The forms do the math for you and provide basic advice.  You can simply do your federal return with all these kinds. 

  • Utilize an online tax preparation tax or service software: Tax prep software and online filing services are options.  These options are a simple way to finish and e-file your forms.  Some software suppliers charge for their apps, Some are free.   The program asks you simple questions about your own life and financing to steer you through the completion of your types.  
  • Get free, in-person tax aid: In most states, you will find volunteers to help prepare and e-file returns.  But eligibility for free help is typically limited based on earnings, and a few services appeal to specific demographic groups.  The IRS maintains a database of licensed providers, but you should be aware this alternative is likely to be the most costly one. 
  • Employing online tax preparation software is far and away the preferred approach of most taxpayers.  Actually, the IRS says it expected over four tax returns to be filed through tax return prep program.

    Is e-filing really secure?

    While e-filing is suitable, you may be worried about security — especially with so many data breaches.  But experts agree this is not an issue which should deter you from e-filing.

    “In fact, it may be more secure than paper filing as you’re sending your personal information through an encrypted network rather than exposing your data in the mail.”

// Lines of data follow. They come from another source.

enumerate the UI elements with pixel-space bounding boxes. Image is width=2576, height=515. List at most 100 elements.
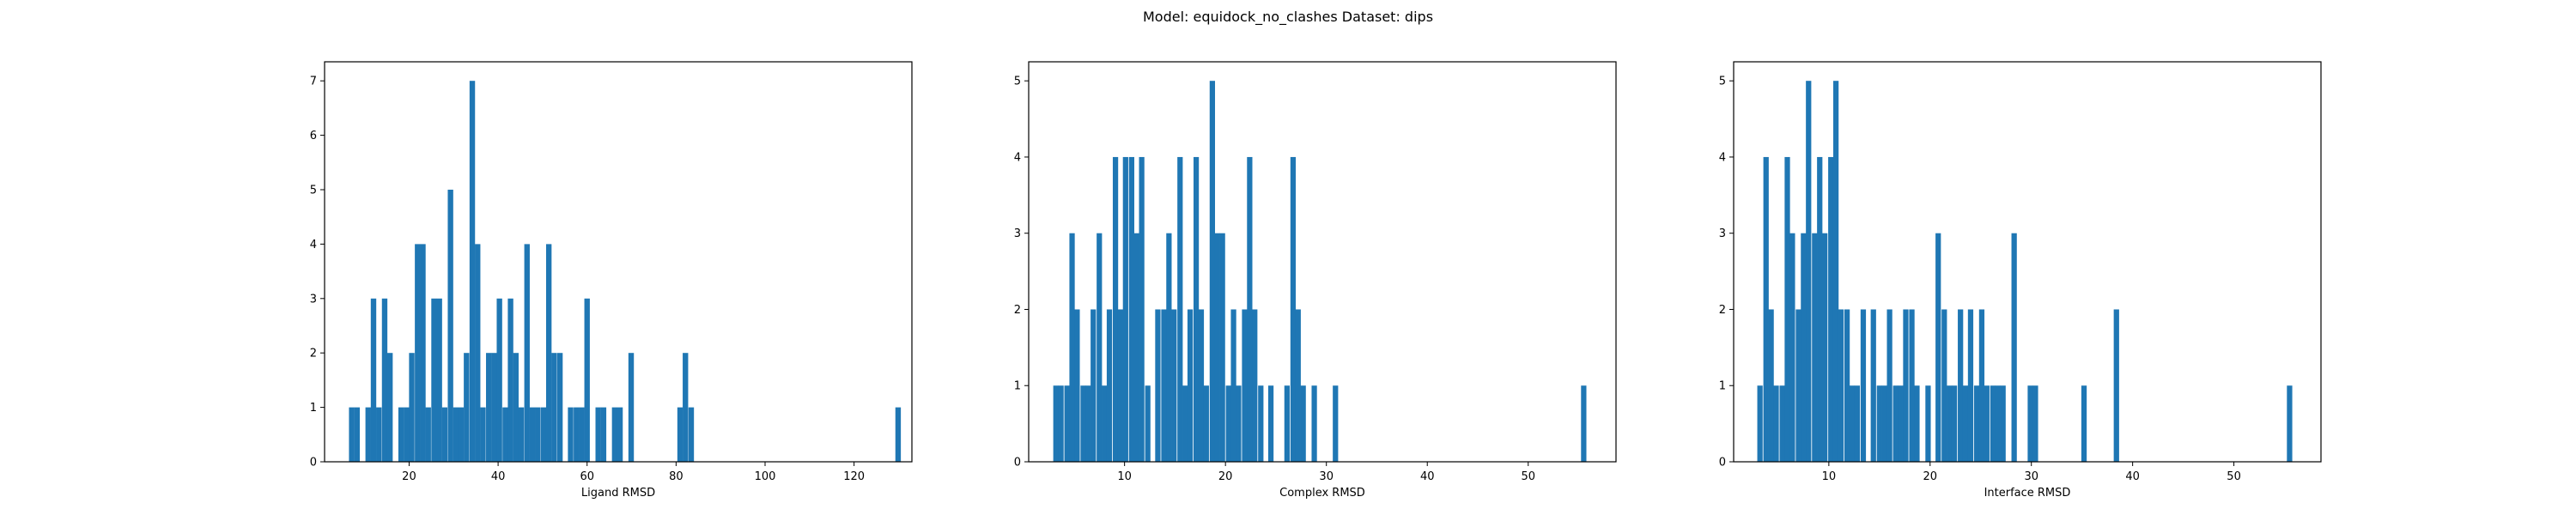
histogram-bar	[1860, 309, 1867, 462]
histogram-bar	[1935, 233, 1941, 462]
interface-bars	[1757, 81, 2293, 462]
histogram-bar	[1203, 385, 1209, 462]
histogram-bar	[1187, 309, 1194, 462]
histogram-bar	[1925, 385, 1931, 462]
histogram-bar	[595, 407, 601, 462]
y-tick-label: 4	[1719, 151, 1726, 164]
histogram-bar	[475, 244, 481, 462]
complex-xlabel: Complex RMSD	[1279, 487, 1365, 500]
interface-axes-frame	[1733, 61, 2322, 463]
histogram-bar	[381, 298, 388, 462]
histogram-bar	[507, 298, 513, 462]
histogram-bar	[1838, 309, 1844, 462]
y-tick-label: 5	[310, 184, 317, 197]
histogram-bar	[513, 353, 519, 462]
x-tick-label: 20	[402, 470, 416, 483]
histogram-bar	[1768, 309, 1774, 462]
histogram-bar	[1984, 385, 1990, 462]
histogram-bar	[431, 298, 437, 462]
histogram-bar	[1978, 309, 1985, 462]
histogram-bar	[1267, 385, 1274, 462]
histogram-bar	[491, 353, 497, 462]
y-tick-label: 6	[310, 130, 317, 142]
histogram-bar	[1161, 309, 1167, 462]
histogram-bar	[370, 298, 377, 462]
histogram-bar	[1074, 309, 1080, 462]
x-tick-label: 80	[669, 470, 683, 483]
subplot-ligand: 20 40 60 80 100 120 0 1 2 3 4 5 6 7 Ligand RMSD	[310, 61, 913, 500]
histogram-bar	[1806, 81, 1812, 462]
histogram-bar	[1828, 156, 1834, 462]
histogram-bar	[1064, 385, 1070, 462]
ligand-axes-frame	[324, 61, 913, 463]
histogram-bar	[1817, 156, 1823, 462]
histogram-bar	[480, 407, 486, 462]
histogram-bar	[436, 298, 442, 462]
histogram-bar	[1053, 385, 1059, 462]
histogram-bar	[1881, 385, 1887, 462]
histogram-bar	[1166, 233, 1172, 462]
histogram-bar	[1893, 385, 1899, 462]
x-tick-label: 30	[1319, 470, 1334, 483]
histogram-bar	[1854, 385, 1860, 462]
histogram-bar	[1795, 309, 1801, 462]
histogram-bar	[1941, 309, 1947, 462]
histogram-bar	[518, 407, 525, 462]
histogram-bar	[1128, 156, 1134, 462]
histogram-bar	[1214, 233, 1220, 462]
histogram-bar	[1844, 309, 1850, 462]
histogram-bar	[365, 407, 371, 462]
histogram-bar	[1117, 309, 1124, 462]
histogram-bar	[1133, 233, 1139, 462]
histogram-bar	[409, 353, 415, 462]
histogram-bar	[1106, 309, 1113, 462]
histogram-bar	[502, 407, 508, 462]
x-tick-label: 20	[1218, 470, 1233, 483]
histogram-bar	[1102, 385, 1108, 462]
x-tick-label: 30	[2024, 470, 2038, 483]
histogram-bar	[441, 407, 448, 462]
y-tick-label: 4	[310, 239, 317, 251]
x-tick-label: 40	[2125, 470, 2140, 483]
x-tick-label: 50	[2227, 470, 2241, 483]
histogram-bar	[1300, 385, 1306, 462]
histogram-bar	[1209, 81, 1216, 462]
y-tick-label: 2	[310, 348, 317, 360]
histogram-bar	[2032, 385, 2038, 462]
y-tick-label: 0	[1719, 457, 1726, 470]
histogram-bar	[1947, 385, 1953, 462]
histogram-bar	[1773, 385, 1779, 462]
histogram-bar	[611, 407, 618, 462]
histogram-bar	[1903, 309, 1909, 462]
histogram-bar	[551, 353, 557, 462]
histogram-bar	[1091, 309, 1097, 462]
histogram-bar	[688, 407, 695, 462]
histogram-bar	[1069, 233, 1075, 462]
histogram-bar	[1789, 233, 1795, 462]
histogram-bar	[1870, 309, 1876, 462]
x-tick-label: 10	[1822, 470, 1837, 483]
histogram-bar	[349, 407, 355, 462]
histogram-bar	[1898, 385, 1904, 462]
histogram-bar	[895, 407, 902, 462]
x-tick-label: 60	[580, 470, 594, 483]
y-tick-label: 0	[1014, 457, 1021, 470]
histogram-bar	[354, 407, 361, 462]
histogram-bar	[1080, 385, 1086, 462]
histogram-bar	[447, 189, 453, 463]
histogram-bar	[579, 407, 585, 462]
histogram-bar	[420, 244, 426, 462]
y-tick-label: 2	[1719, 304, 1726, 317]
x-tick-label: 120	[843, 470, 865, 483]
histogram-bar	[524, 244, 530, 462]
interface-xlabel: Interface RMSD	[1984, 487, 2071, 500]
histogram-bar	[1284, 385, 1290, 462]
histogram-bar	[1242, 309, 1248, 462]
histogram-bar	[628, 353, 635, 462]
histogram-bar	[1784, 156, 1790, 462]
histogram-bar	[1230, 309, 1236, 462]
histogram-bar	[469, 81, 476, 462]
complex-axes-frame	[1028, 61, 1617, 463]
y-tick-label: 3	[1719, 227, 1726, 240]
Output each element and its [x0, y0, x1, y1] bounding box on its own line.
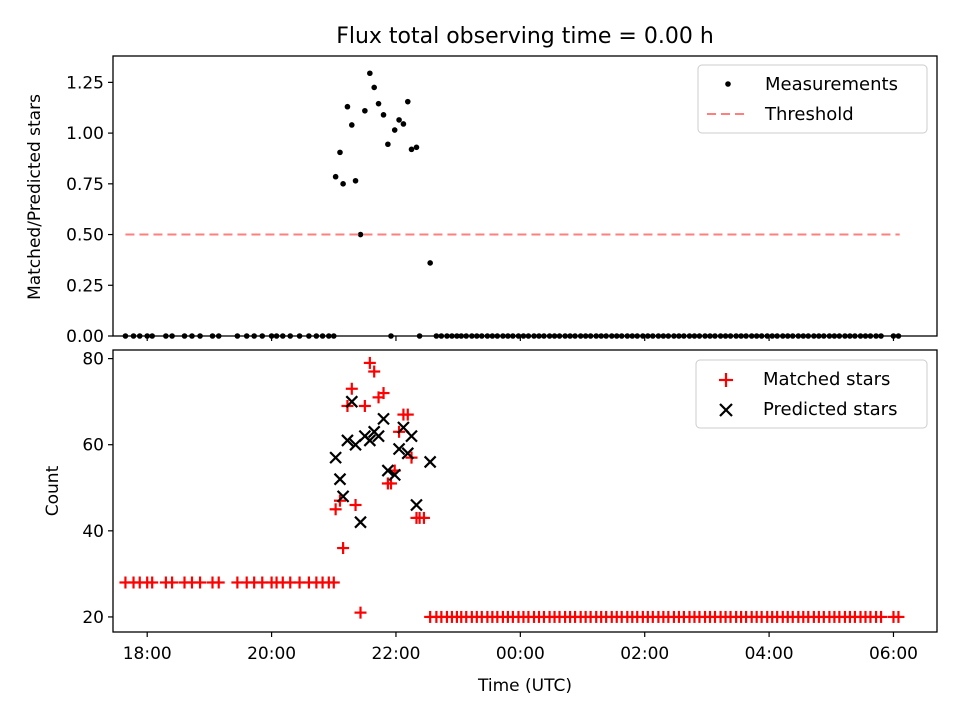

    Dennis Chow, vice president of data security at SCIS Security, explains the IRS has put security measures in place to keep your data secure.  “Vendors typically utilize IRS specific APIs that need token sessions,” Chow says.  “All of this is routed over TLS encrypted links “

    It’s important to employ a trustworthy service that will assist you file your taxes.  Chow advises not to e-file on a computer or use an online connection that isn’t private.

    Bottom line

    For most taxpayers, it makes sense to e-file a yield since it is the most convenient way to submit your tax information to the IRS and it allows for timely refunds and easy payment choices.  Just make certain that you use tax preparation software from a dependable source, so that you can ensure the information you provide to transmit to the IRS is going to be kept secure.